The beautiful Returning follows, in which the drama of Been’s hollered words is transmuted by the sheer majesty of the music. That’s not to say the band isn’t capable of genuine rock profundity, because that would be a lie. In Fire Walker Been drawls ‘The crime is never what you steal / But what you leave behind’. This display of acuity continues the band’s most salient lyrical trend: transgression. This band needs righteous indignation like The Strokes need neurosis. On Specter At The Feast they finally admit it: ‘I need a rival’. The jig is up.

The band cues Hate The Taste and the similar-sounding Rival one after the other to create a welcome respite from the melancholy of the opening tracks. Though they sound almost exactly the same (to each other and to other Peter Hayes-led boogies from other albums such as Berlin) right down to the hook, which is delivered in Hayes’ ragged scream, you don’t complain. This recess is not only earned but highly enjoyable. Rival in particular will be a welcome addition to the heavy artillery of the band’s live set.

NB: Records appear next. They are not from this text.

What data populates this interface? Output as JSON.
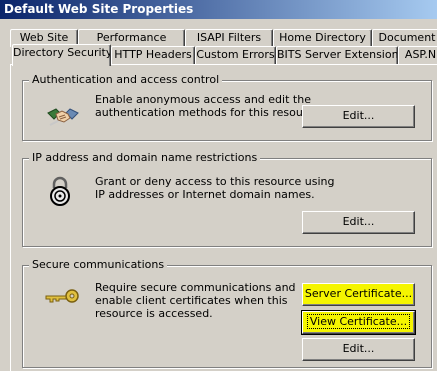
{
  "window": {
    "title": "Default Web Site Properties"
  },
  "tabs_back": [
    "Web Site",
    "Performance",
    "ISAPI Filters",
    "Home Directory",
    "Document"
  ],
  "tabs_front": [
    "Directory Security",
    "HTTP Headers",
    "Custom Errors",
    "BITS Server Extension",
    "ASP.N"
  ],
  "auth": {
    "title": "Authentication and access control",
    "description_line1": "Enable anonymous access and edit the",
    "description_line2": "authentication methods for this resource.",
    "edit_label": "Edit...",
    "icon": "handshake-icon"
  },
  "ip": {
    "title": "IP address and domain name restrictions",
    "description_line1": "Grant or deny access to this resource using",
    "description_line2": "IP addresses or Internet domain names.",
    "edit_label": "Edit...",
    "icon": "padlock-icon"
  },
  "secure": {
    "title": "Secure communications",
    "description_line1": "Require secure communications and",
    "description_line2": "enable client certificates when this",
    "description_line3": "resource is accessed.",
    "server_cert_label": "Server Certificate...",
    "view_cert_label": "View Certificate...",
    "edit_label": "Edit...",
    "icon": "key-icon"
  },
  "colors": {
    "highlight": "#f5f500",
    "titlebar": "#0a246a",
    "face": "#d4d0c8"
  }
}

The raging noise continues with Teenage Disease. Though the lyrics are dead freight, ‘Surprise, you got a head full of lies / I’d rather die than be living like you / I’m a teenage disease; born, bred in desire / I’ve been sold to the sun, left out and denied’, what kind of cynic actually pays attention to the lyrics of a song that’s this much fun?

Specter At The Feast is an album that operates on hemispheres. Hayes’ songs allow the audience to enjoy the raucous primal appeal the band has always had, while Been is allowed to display his lyrical and vocal lambency and do the emotional grunt-work. It’s a solid album, and does as much justice to their fans as their 2001 debut, perhaps more.